Jamiluddin bilang, elektailitas PDIP di Jawa Barat memang sempat jaya pada Pemilu 2014 lalu namun melorot pada 2019, dengan bukti berupa hasil rekapitulasi Pemilu Legislatif di 2019 yang menunjukkan partai ini anjlok ke posisi kedua dalam hal perolehan suara setelah disalip Gerindra dengan raihan suara sebanyak 4.320.050 suara, sementara PDIP 3.510.525 dan urutan ketiga ditempati PKS 3.286.606 suara.
Sementara pada 2019, dari 34.610.297 pemilih, hanya 27.476.079 orang saja yang menggunakan hak suaranya.
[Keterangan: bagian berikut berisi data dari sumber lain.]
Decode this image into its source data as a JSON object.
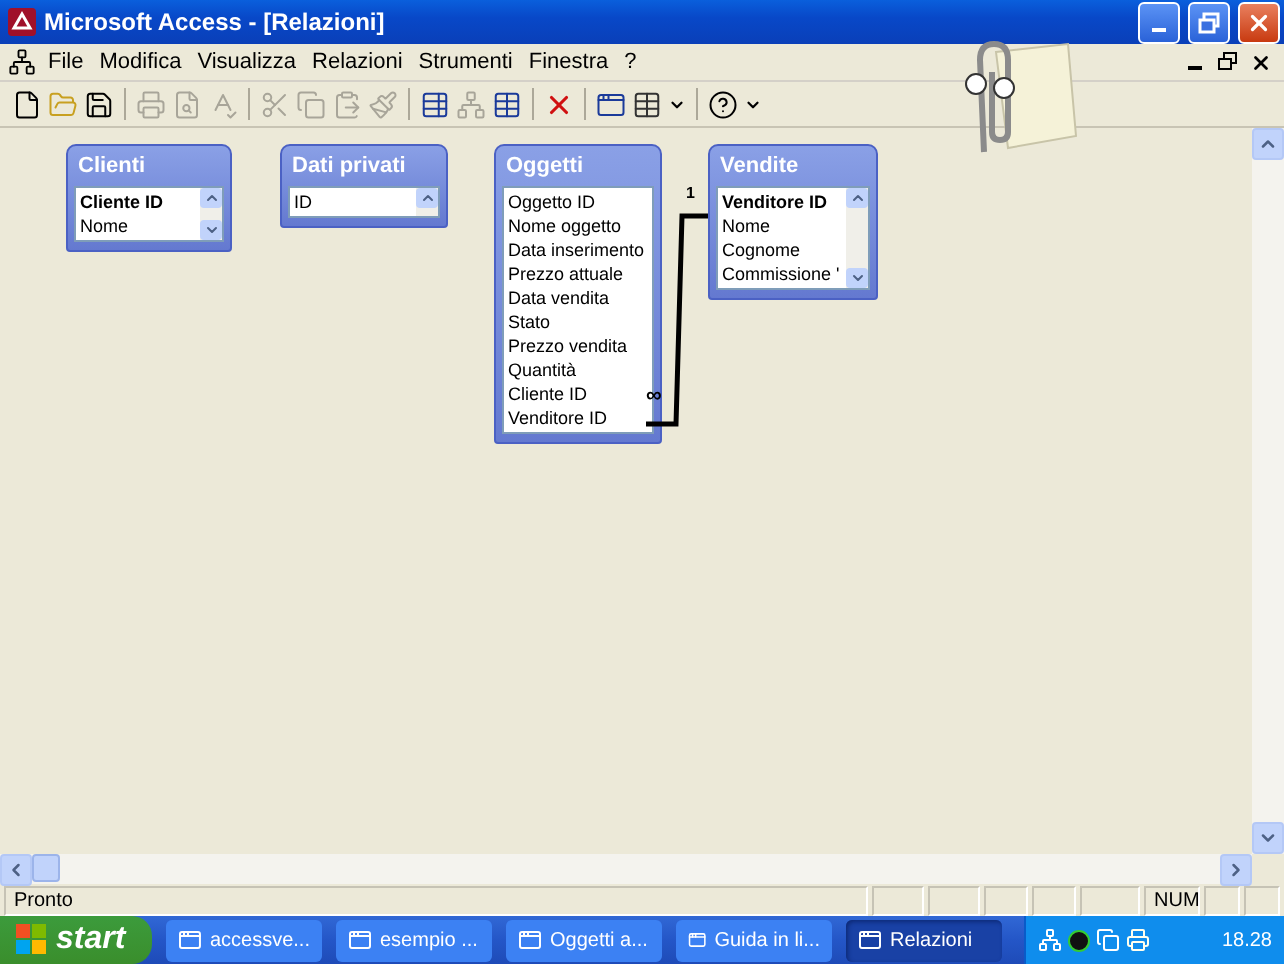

Dengan kondisi tersebut, bukan mustahil kalau suara PDIP di Jawa Barat akan kembali melorot, terlebih dalam beberapa waktu terakhir banyak kader PDIP tersandung kasus seperti Harun Masiku dan Mantan Mensos Juliari Batubara.
“Karena ada kecenderungan masyarakat kita, di Indonesia, itu menggeneralisir. Jadi kalau itu yang melakukan blunder si A, korupsi si B, orang kerap kali mengaitkan organisasi atau partai yang melindunginya. Terutama di era sosial media yang awam pun bisa membaca informasi,” jelas Jamiluddin seperti diberitakan CNN
Jamiluddin juga bilang, meski Arteria Dahlan sudah menyampaikan permintaan maaf secara terbuka kepada publik khususnya masyarakat Sunda, dia bilang khalayak tak akan segampang itu memberikan maaf terhadapnya. Apalagi, persoalan yang menyinggung identitas suku ini bisa jadi berbuntut panjang seperti sentimen warga Minang terhadap PDIP beberapa waktu lalu.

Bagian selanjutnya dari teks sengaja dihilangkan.